Jones Bros is bucking the downturn in highways work by moving more resources into its renewables division with a target of achieving 50 per cent of its revenue from the sector within two years.

The civil engineering and specialist contractor has already won work to install around 270MW in wind farms such as Crystal Rig and is targeting renewable work as its highways work reduces.

Contracts director John Dielhof told Construction News the energy sector has advantages in the procurement process with less competition for work but more emphasis from clients on the contractor’s previous experience.

He said: “Private developers in the energy sector tend to have more flexibility in selecting a contractor.

“In the Highways [Agency] at PQQ stage they have to judge a company on what is in front of them - they are more tied to a rigid formality.
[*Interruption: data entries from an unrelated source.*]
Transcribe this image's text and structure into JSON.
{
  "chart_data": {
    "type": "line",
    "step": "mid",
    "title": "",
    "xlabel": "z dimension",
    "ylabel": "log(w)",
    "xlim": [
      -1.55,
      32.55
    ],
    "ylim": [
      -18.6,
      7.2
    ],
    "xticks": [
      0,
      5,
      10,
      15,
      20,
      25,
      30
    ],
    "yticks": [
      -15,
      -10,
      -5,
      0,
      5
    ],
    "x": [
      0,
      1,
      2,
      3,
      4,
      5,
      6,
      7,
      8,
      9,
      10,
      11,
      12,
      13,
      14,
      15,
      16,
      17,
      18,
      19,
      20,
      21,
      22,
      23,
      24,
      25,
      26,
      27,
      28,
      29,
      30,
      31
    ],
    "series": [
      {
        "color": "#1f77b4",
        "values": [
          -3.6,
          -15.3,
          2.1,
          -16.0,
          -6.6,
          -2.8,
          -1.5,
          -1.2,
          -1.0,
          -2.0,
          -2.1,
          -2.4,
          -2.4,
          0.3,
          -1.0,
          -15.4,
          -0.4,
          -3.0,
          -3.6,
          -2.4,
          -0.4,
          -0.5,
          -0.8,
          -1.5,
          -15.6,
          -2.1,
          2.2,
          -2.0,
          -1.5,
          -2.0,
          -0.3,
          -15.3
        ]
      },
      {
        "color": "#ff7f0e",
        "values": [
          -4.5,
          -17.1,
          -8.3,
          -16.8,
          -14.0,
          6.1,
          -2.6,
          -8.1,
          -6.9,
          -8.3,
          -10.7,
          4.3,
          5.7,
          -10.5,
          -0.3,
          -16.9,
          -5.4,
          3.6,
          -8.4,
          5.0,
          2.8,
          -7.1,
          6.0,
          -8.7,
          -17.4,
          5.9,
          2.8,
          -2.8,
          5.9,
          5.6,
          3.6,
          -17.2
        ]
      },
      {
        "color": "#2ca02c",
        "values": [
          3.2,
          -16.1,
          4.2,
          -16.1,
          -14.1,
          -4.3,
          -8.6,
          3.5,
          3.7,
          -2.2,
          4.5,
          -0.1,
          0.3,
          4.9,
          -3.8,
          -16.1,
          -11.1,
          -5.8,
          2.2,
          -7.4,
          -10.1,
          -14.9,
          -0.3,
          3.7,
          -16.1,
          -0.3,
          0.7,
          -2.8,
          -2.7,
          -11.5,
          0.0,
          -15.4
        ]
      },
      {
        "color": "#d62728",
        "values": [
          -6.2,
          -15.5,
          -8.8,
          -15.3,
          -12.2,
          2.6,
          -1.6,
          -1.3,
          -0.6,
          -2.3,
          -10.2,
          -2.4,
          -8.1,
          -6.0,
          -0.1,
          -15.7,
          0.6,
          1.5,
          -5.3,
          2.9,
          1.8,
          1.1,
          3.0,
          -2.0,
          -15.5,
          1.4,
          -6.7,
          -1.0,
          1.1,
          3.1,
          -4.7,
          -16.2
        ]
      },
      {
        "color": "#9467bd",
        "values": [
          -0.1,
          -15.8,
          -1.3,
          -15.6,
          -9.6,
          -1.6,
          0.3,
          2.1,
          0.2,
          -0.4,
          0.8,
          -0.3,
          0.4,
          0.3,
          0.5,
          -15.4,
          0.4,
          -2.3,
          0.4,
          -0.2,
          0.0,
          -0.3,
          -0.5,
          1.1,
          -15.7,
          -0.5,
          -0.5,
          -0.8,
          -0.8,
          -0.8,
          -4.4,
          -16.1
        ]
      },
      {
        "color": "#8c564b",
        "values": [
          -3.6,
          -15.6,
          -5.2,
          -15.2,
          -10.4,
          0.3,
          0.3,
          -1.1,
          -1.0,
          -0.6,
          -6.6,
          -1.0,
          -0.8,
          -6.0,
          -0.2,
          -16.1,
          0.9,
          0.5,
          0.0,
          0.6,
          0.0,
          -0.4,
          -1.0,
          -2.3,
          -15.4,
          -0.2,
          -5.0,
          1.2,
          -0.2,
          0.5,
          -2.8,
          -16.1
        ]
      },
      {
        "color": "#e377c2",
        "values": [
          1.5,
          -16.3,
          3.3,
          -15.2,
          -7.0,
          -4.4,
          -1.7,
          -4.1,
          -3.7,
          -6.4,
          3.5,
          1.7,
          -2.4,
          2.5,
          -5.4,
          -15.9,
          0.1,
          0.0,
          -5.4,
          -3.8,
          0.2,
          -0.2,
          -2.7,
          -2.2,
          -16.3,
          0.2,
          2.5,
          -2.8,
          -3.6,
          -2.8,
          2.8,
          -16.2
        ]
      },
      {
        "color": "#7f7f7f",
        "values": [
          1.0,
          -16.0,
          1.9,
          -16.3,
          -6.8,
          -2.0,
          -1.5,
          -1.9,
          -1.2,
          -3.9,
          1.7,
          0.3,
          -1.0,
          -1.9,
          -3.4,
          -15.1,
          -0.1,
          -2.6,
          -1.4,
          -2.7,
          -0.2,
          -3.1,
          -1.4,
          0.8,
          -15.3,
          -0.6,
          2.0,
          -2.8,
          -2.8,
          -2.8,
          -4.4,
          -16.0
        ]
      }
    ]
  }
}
The private sector can take note of your previous work as well and when you get a good record it helps for winning repeat business.”
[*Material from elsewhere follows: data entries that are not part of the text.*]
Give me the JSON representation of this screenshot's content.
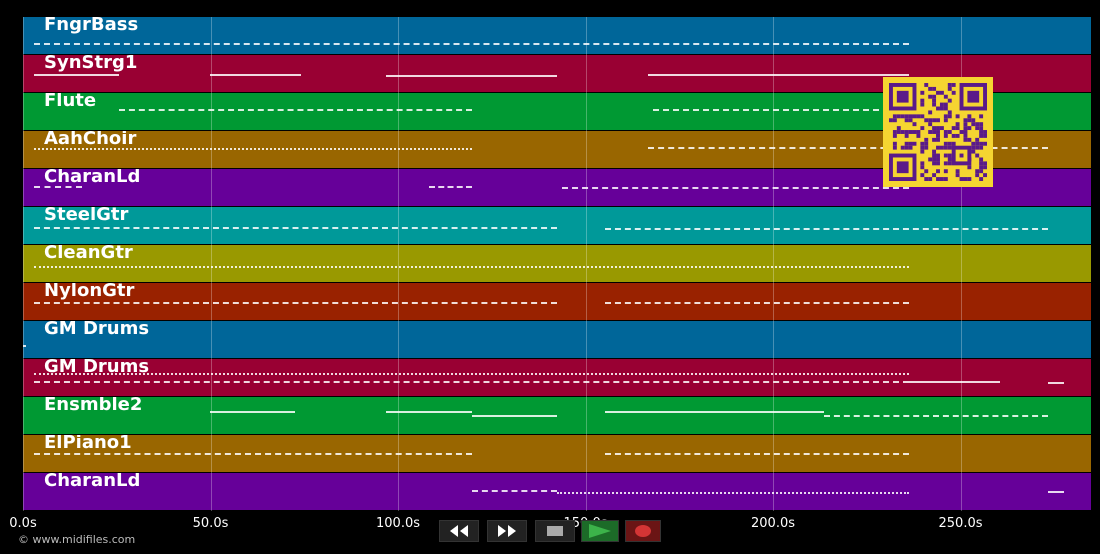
{
  "tracks": [
    {
      "name": "FngrBass",
      "color": "#006699"
    },
    {
      "name": "SynStrg1",
      "color": "#990033"
    },
    {
      "name": "Flute",
      "color": "#009933"
    },
    {
      "name": "AahChoir",
      "color": "#996600"
    },
    {
      "name": "CharanLd",
      "color": "#660099"
    },
    {
      "name": "SteelGtr",
      "color": "#009999"
    },
    {
      "name": "CleanGtr",
      "color": "#999900"
    },
    {
      "name": "NylonGtr",
      "color": "#992200"
    },
    {
      "name": "GM Drums",
      "color": "#006699"
    },
    {
      "name": "GM Drums",
      "color": "#990033"
    },
    {
      "name": "Ensmble2",
      "color": "#009933"
    },
    {
      "name": "ElPiano1",
      "color": "#996600"
    },
    {
      "name": "CharanLd",
      "color": "#660099"
    }
  ],
  "axis": {
    "labels": [
      "0.0s",
      "50.0s",
      "100.0s",
      "150.0s",
      "200.0s",
      "250.0s"
    ]
  },
  "footer": {
    "copyright": "© www.midifiles.com"
  },
  "transport": {
    "rewind_icon": "rewind-icon",
    "forward_icon": "fast-forward-icon",
    "stop_icon": "stop-icon",
    "play_icon": "play-icon",
    "record_icon": "record-icon"
  },
  "colors": {
    "play": "#2e9e3a",
    "record": "#cc3333",
    "qr": "#f5d531"
  }
}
The contractor, which was shortlisted for the Tomorrow’s Company award in the 2011 Construction News Awards, has traditionally specialised in four sectors: waste management; highways and infrastructure; coastal and marine protection and renewables.

Its work on wind farms focuses on plant and electrical works, while it has subcontracted building work on substations under previous projects. It announced last month that it has set up a new base in Inverness, its fourth new regional office in 18 months.

Among its biggest wins in the renewables sector to date was the £16.5 million infrastructure contract awarded in 2008 to build the Crystal Rig II wind farm in the Scottish Borders, completed in September 2010.

Mr Dielhof said the company needed to restructure the way its staff are organised as its major highways project the £35m Porthmadog bypass, being carried out in a joint venture with Balfour Beatty, draws to a close.

However contractors are gearing up for a flurry of contracts and tenders in the short-term due to the review of feed-in-tariffs in 2013, as developers look to secure energy prices under higher tariffs.

Mr Dielhof said: “My target for the next two years is to win £30m-£40m of work. Up until two or three years ago about a fifth or our work was in renewables but it will end up being 50 per cent of our workload in the next few years.”